Residential Summer Enrichment Program



About Cradle Beach's Summer Camp Program

Cradle Beach's Residential Summer Enrichment Program, better known as "Summer Camp," serves the needs of children with special needs and children from low-income families from Western New York and beyond. We provide a healthy environment and organized activities to promote socialization, independence, and decision making in an atmosphere of love and acceptance.

Cradle Beach serves approximately 800 children every summer. Everyone at camp has the same opportunity to get a full summer camp experience, regardless of his or her life outside of camp. In fact, that's what makes Cradle Beach so unique. We're one of the few camps in the United States to integrate campers with and without disabilities and include kids from low-income backgrounds. Almost no child is turned away from Cradle Beach.

Although boys and girls are separated by cabins during at night, everyone plays, eats and attends activities together. Every day, children participate in "play stations." Play stations include basketball, swimming, arts & crafts, computers, drama and dance - the diversity of our program makes a difference!


boy jumping in pool at Cradle Beach2020 Camp Dates Coming Soon

Please note: PCs may come any session. More information about PCs may be found here



Frequently Asked Questions

How old are campers? Campers must be age 8 to 16 (inclusive). Each session, listed below, caters to either our younger or older campers. Campers age 14-16 eligible to be a PC may come any session. 

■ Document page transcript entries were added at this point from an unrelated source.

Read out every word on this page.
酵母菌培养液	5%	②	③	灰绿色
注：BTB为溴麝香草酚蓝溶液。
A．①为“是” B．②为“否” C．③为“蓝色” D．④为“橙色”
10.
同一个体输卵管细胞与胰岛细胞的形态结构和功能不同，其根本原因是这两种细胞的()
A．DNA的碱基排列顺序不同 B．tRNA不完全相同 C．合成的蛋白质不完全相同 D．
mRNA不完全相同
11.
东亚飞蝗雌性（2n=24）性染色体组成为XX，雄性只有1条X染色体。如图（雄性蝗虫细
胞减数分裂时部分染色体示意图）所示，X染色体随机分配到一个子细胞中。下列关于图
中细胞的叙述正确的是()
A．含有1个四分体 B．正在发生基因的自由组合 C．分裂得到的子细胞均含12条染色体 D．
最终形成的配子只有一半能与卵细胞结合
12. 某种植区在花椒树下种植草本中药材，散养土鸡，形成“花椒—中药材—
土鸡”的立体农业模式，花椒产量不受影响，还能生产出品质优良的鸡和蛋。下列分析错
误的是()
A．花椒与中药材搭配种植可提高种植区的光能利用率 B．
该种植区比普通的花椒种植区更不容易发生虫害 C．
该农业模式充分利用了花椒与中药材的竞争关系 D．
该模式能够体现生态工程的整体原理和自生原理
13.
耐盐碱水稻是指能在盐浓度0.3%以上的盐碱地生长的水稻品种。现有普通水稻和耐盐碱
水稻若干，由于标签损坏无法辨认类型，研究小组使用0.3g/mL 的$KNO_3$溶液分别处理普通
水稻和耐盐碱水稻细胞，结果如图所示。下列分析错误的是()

When is the application due? Campers are accepted on a first-come, first-served basis, and are accepted until all beds are filled. 

How long are sessions? Sessions range from 7-10 days - dates for each session are listed below. 

Can my child come more than one session in a summer? Unfortunately, children cannot come more than once per summer. Under special circumstances, PCs may be "called back" to a second session if openings are available. 

What if my child has a special diet? Special diets can be accommodated by our experienced kitchen staff. There is an opportunity for you to provide detailed instructions during the application process. If specific foods are required, you may be requested to provide these foods for the duration of your child's stay.

Can my child come if they are taking medication? Yes! We have four full-time nurses at camp 24 hours a day, seven days a week, while camp is in session, that are trained to dispense medication. Every child, regardless of whether or not he or she takes prescribed medication, needs to submit a current physical. 

What's a typical day at camp like? All campers begin the day together at Polar Bear Swim, after which everyone returns to their cabin to dress for breakfast. Mornings may include activities planned by each cabin's counselors, or play stations - a camp favorite. Lunch is followed by a siesta. Every afternoon children swim again, and have another activity planned by counselors. Dinner is followed by a camp-wide program, which may include a concert, whole camp kickball game, or scavenger hunt. Night snack completes the day, after which campers head back to their cabins to get ready for bed.  

What is a PC? The PC, or Pioneer Camper, program is a special program for 14-16 year old campers. More information can be found here

Can I visit my child during camp? We do not allow for visitors unless under special circumstances. Parents of first-time campers often arrange a check-in call with a counselor or supervisor during the first few days of camp.  If you don't feel your child is ready for a full session, we recommend you sign up for a Respite Weekend.

What should my child bring to camp? We recommend every camper bring the items listed on our clothing list. On the first day, all of your child's belongings will be labeled with his or her initials.

Can I request my child be in a cabin with another child? You may, but we are not always able to fulfill these requests. 

What is the camper-to-counselor ratio? Campers are placed in cabins based on the level of independence and assistance required. Cabins often range from a camper-to-counselors ratio of 1:1 to 4:1.